April 1993: Croatia
There was no moon the night Josip Dzaja steered the Jadranka through the narrow channel between the islands of Brac and Solta.
He pointed ahead. “Lights of Split,” he said.
Brigadier Matthew Ryan, seconded from the British Army to the United Nations Protection Force solely for this mission, stood silently at Josip’s side in the small wheelhouse of the fishing boat. He peered into the blackness, and assumed the very faint glow in the night sky directly ahead of them was the Croatian city of Split.
Protected by the heavily defended Klis Pass through the mountains to the north east of the city, the people there were able to continue their normal lives, despite the sporadic fighting taking place between Croat and Serb forces further inland.
It hadn’t been considered safe, however, for Miro Klanac to enter the city. Matthew’s job was to bring him out of Croatia from a small beach several miles south-east of Split.
Josip was already turning starboard away from the glow of the city, and Matthew thought again of the information General Morillon, one of the senior French officers in the UN Force, had told him.
A fierce supporter of Croatian independence, Miro had spent over a year posing as a Serbian soldier, while secretly reporting their positions and plans first to the Croatian army and then to the United Nations force.
“His intelligence reports ended abruptly at the beginning of February,” General Morillon said. “We assumed his real identity had somehow been discovered and it was feared the Serbs had shot him. Two weeks ago, we received word from a safe house in one of the mountain villages that they had Miro holed up in their cellar. God knows how he managed to escape, but there is a price on his head, and we have to get him out.”
“Why not through Split?” Matthew asked after the General had explained how Miro was being passed down via safe houses to the coast.
“We don’t know how many Serbian spies there are in the city. All of them will have been told to watch out for Miro. We can’t risk it. Currently he’s at an old farmhouse in the hills above Omis. Once we send a signal to the Croat agent there, he’ll be brought down to the beach at Jesenice. Your job is to collect him, and take him back to Vis island, and we can then fly him to safety out of the war zone.”
Matthew nodded, and decided to ask the question he knew he probably didn’t have the right to ask a senior officer. “Why me?”
“You won a bronze medal for rowing at the Beijing Olympics—and, more importantly, you speak Croat.”
It was the answer he expected. “Yes. My grandmother was Croatian. She lived in Split and met my grandfather when his Navy ship was docked there.” He smiled. “Although she came to England, she always struggled with the English language, and taught me Croat words when I was even younger than my daughter is now. By the time I was ten, I was fairly fluent in Croat.” He paused. “If my job is simply to collect Miro Klanac from the beach, why is the language fluency important?”
“In case anything goes wrong with the pickup.”
The General’s laconic words echoed in Matthew’s ears as he climbed down the metal ladder from the wheelhouse to the deck. Now he could see lights from the villages along the coast, and even heard strains of Dalmatian music from one of the hotels.

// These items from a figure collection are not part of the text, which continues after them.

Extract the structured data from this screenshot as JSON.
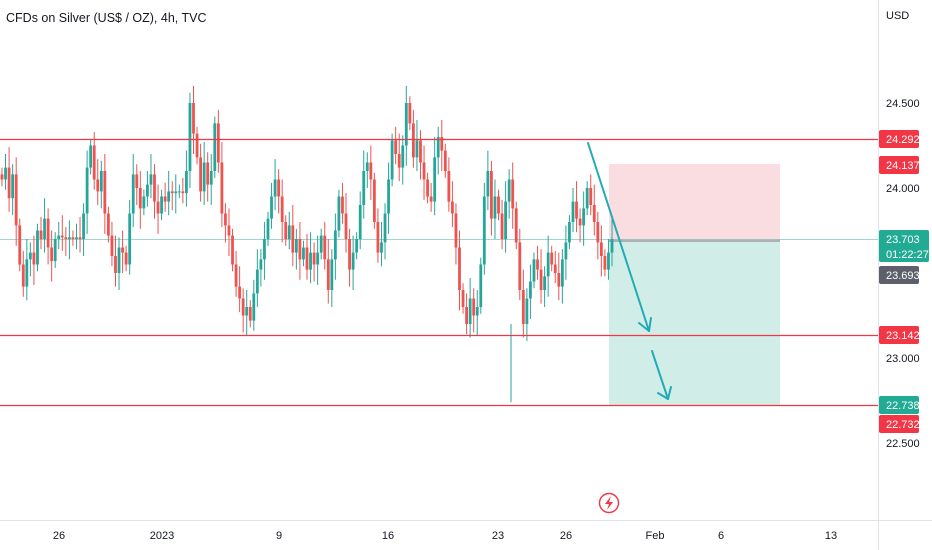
{
  "header": {
    "title": "CFDs on Silver (US$ / OZ), 4h, TVC"
  },
  "axis": {
    "currency": "USD",
    "price_ticks": [
      "24.500",
      "24.000",
      "23.000",
      "22.500"
    ],
    "time_ticks": [
      "26",
      "2023",
      "9",
      "16",
      "23",
      "26",
      "Feb",
      "6",
      "13"
    ]
  },
  "colors": {
    "up": "#26a69a",
    "down": "#ef5350",
    "level": "#f23645",
    "stop_zone": "#f8d7da",
    "target_zone": "#cfece6",
    "arrow": "#22abb6",
    "badge_red": "#f23645",
    "badge_green": "#22ab94",
    "badge_dark": "#5d606b"
  },
  "levels": [
    "24.292",
    "23.142",
    "22.738"
  ],
  "price_badges": [
    {
      "label": "24.292",
      "style": "red"
    },
    {
      "label": "24.137",
      "style": "red"
    },
    {
      "label": "23.703",
      "sub": "01:22:27",
      "style": "green"
    },
    {
      "label": "23.693",
      "style": "dark"
    },
    {
      "label": "23.142",
      "style": "red"
    },
    {
      "label": "22.738",
      "style": "green"
    },
    {
      "label": "22.732",
      "style": "red"
    }
  ],
  "event_icon": "lightning-bolt-icon",
  "chart_data": {
    "type": "candlestick",
    "symbol": "Silver (US$/OZ)",
    "interval": "4h",
    "y_range": [
      22.25,
      25.35
    ],
    "horizontal_levels": [
      24.292,
      23.142,
      22.738
    ],
    "position": {
      "type": "short",
      "entry": 23.703,
      "stop": 24.137,
      "target": 22.738
    },
    "last_price": 23.703,
    "countdown": "01:22:27",
    "price_line": 23.693,
    "closes": [
      24.05,
      24.12,
      23.94,
      24.08,
      23.78,
      23.55,
      23.42,
      23.58,
      23.62,
      23.55,
      23.75,
      23.7,
      23.82,
      23.65,
      23.57,
      23.7,
      23.72,
      23.71,
      23.7,
      23.71,
      23.7,
      23.71,
      23.7,
      23.85,
      24.12,
      24.25,
      24.05,
      23.98,
      24.1,
      23.85,
      23.72,
      23.6,
      23.5,
      23.65,
      23.62,
      23.55,
      23.85,
      24.08,
      24.0,
      23.88,
      23.95,
      24.02,
      24.08,
      23.92,
      23.85,
      23.95,
      23.92,
      23.98,
      23.97,
      23.98,
      23.98,
      23.97,
      24.1,
      24.5,
      24.32,
      24.18,
      23.98,
      24.15,
      24.02,
      24.1,
      24.38,
      24.15,
      23.85,
      23.78,
      23.72,
      23.55,
      23.42,
      23.35,
      23.25,
      23.3,
      23.22,
      23.38,
      23.52,
      23.58,
      23.7,
      23.82,
      23.95,
      24.05,
      23.95,
      23.8,
      23.7,
      23.78,
      23.62,
      23.7,
      23.58,
      23.65,
      23.52,
      23.62,
      23.55,
      23.62,
      23.72,
      23.58,
      23.4,
      23.58,
      23.75,
      23.95,
      23.85,
      23.7,
      23.52,
      23.62,
      23.7,
      23.9,
      24.1,
      24.15,
      24.05,
      23.8,
      23.62,
      23.68,
      23.85,
      24.05,
      24.28,
      24.2,
      24.12,
      24.25,
      24.5,
      24.38,
      24.18,
      24.28,
      24.15,
      24.05,
      23.95,
      23.92,
      24.18,
      24.3,
      24.22,
      24.1,
      23.92,
      23.85,
      23.65,
      23.4,
      23.3,
      23.2,
      23.35,
      23.25,
      23.3,
      23.55,
      23.95,
      24.1,
      23.82,
      23.95,
      23.85,
      23.7,
      23.92,
      24.05,
      23.88,
      23.68,
      23.4,
      23.2,
      23.35,
      23.45,
      23.58,
      23.52,
      23.4,
      23.48,
      23.62,
      23.55,
      23.5,
      23.42,
      23.58,
      23.68,
      23.8,
      23.92,
      23.82,
      23.78,
      23.88,
      24.0,
      23.9,
      23.8,
      23.68,
      23.6,
      23.52,
      23.62,
      23.7
    ]
  }
}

“I switch on boat light when I stop engine,” Josip told him. “People think I do it to attract fish so not curious about boat with no lights.”
It sounded logical, Matthew reasoned as he climbed down the rope ladder over the side of the fishing vessel to the small rowing boat that was attached by a line to the stern. Once aboard, he unfastened the rope, setting the small boat free. Then he sat on the wooden bench, slid the oars through the outriggers, and started to row strongly towards the beach.
When the fishing boat’s light came on, it shone on him like a spotlight on an empty stage.
“What the hell—?” he muttered.
The pickup was supposed to be in darkness, but now his few hundreds yards row to the beach was illuminated as if he was in a brightly lit cruise ship.
“Turn the damn thing off,” he breathed as he continued to row.
Even as he thought it, some instinct told him this was no error by Josip. He tried to steer away from the light, but still it followed him.
Despite the warm breeze, icy tentacles crawled through him. Was Miro on the beach, or had he already been captured by the Serbs? And what the hell was going to happen now?
Shots rang out. The third one, hitting his shoulder, made Matthew drop the oars and lurch backwards with a yelp. The fourth hit him in the chest.
He collapsed forward, clutching his chest as blood splurted from the bullet wound. He was dead even before his head hit the bottom of the rowing boat.